La sentenza n. 951 del 6 novembre 2025, emessa dal Tribunale di Bergamo, rappresenta il primo riconoscimento del diritto al risarcimento per una whistleblower vittima di ritorsioni.

Una vigilessa del Consorzio di Polizia Locale della Val Seriana, tra il 2020 e il 2022, ha denunciato alcune irregolarità nella concessione di benefit economici a colleghi che non ne avevano diritto. Dopo le sue segnalazioni, la donna ha iniziato a subire atti persecutori da parte dei superiori:

  • insulti e frasi denigratorie del comandante
  • demansionamento e assegnazione a compiti di scarso rilievo
  • isolamento professionale
  • valutazioni negative del rendimento

Il Tribunale di Bergamo ha riconosciuto che tali comportamenti costituivano mobbing a carattere ritorsivo, cioè una forma di persecuzione legata alla sua segnalazione. La vigilessa ha quindi ottenuto un risarcimento di 25.000 euro

L’avvocato Domenico Tambasco, che ha assistito la vigilessa, spiega: «È una sentenza storica: per la prima volta viene accertato il diritto al risarcimento del danno morale a una whistleblower vittima di ritorsioni. E la prima a ottenerlo è una donna. Il Tribunale ha applicato pienamente l’inversione dell’onere della prova, affermando la nullità degli atti ritorsivi e la responsabilità dell’amministrazione per l’ambiente di lavoro ostile e stressogeno». Un collega arrivò a dire: le «spaccherei la faccia». [ilcorriere.it]

Questo caso rappresenta un esempio concreto di mobbing ritorsivo collegato all’esercizio del diritto–dovere di segnalazione di illeciti nella pubblica amministrazione.

La sentenza si inserisce nel contesto della tutela del whistleblower, rafforzata D.Lgs. 24/2023 che recepisce la Direttiva UE 2019/1937. In Italia, questa normativa protegge i dipendenti pubblici e privati da qualsiasi forma di discriminazione o ritorsione a seguito di una segnalazione.

Il riconoscimento giudiziale del danno alla vigilessa ribadisce il principio per cui i whistleblower non devono essere puniti per essersi espressi ma protetti e premiati per aver messo l’interesse generale al di sopra del proprio. 

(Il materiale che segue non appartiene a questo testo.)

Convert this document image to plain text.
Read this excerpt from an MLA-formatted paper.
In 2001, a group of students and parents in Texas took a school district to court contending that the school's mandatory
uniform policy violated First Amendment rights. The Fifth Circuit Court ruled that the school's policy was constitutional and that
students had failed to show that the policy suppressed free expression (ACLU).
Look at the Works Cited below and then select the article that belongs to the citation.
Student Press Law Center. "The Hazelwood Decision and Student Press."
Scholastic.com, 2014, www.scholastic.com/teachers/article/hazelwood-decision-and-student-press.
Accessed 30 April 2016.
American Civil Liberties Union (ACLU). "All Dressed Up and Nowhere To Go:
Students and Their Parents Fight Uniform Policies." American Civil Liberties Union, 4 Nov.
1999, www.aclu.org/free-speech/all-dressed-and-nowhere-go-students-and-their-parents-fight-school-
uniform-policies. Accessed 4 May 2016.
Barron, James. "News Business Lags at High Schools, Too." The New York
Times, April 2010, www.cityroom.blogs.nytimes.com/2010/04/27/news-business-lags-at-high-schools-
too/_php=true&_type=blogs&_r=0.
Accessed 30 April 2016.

«I whistleblower non devono essere figure eroiche e isolate. Questa sentenza non tocca solo me: riguarda tutte le persone che, troppo spesso nel silenzio e nella solitudine, scelgono di non voltarsi dall’altra parte. La giustizia ha riconosciuto che segnalare un illecito non è un atto di disobbedienza, ma di responsabilità». [ilcorriere.it]

La sentenza segna un punto di svolta in materia poiché, per la prima volta nel sistema nazionale, l’istituto giuridico del whistleblowing viene applicato in modo pieno e coerente.

Una decisione che finalmente riconosce la vulnerabilità di chi segnala e la necessità di una tutela reale, concreta e non meramente formale. Viene riconosciuto il valore e il coraggio insito nel denunciare irregolarità all’interno del proprio contesto lavorativo.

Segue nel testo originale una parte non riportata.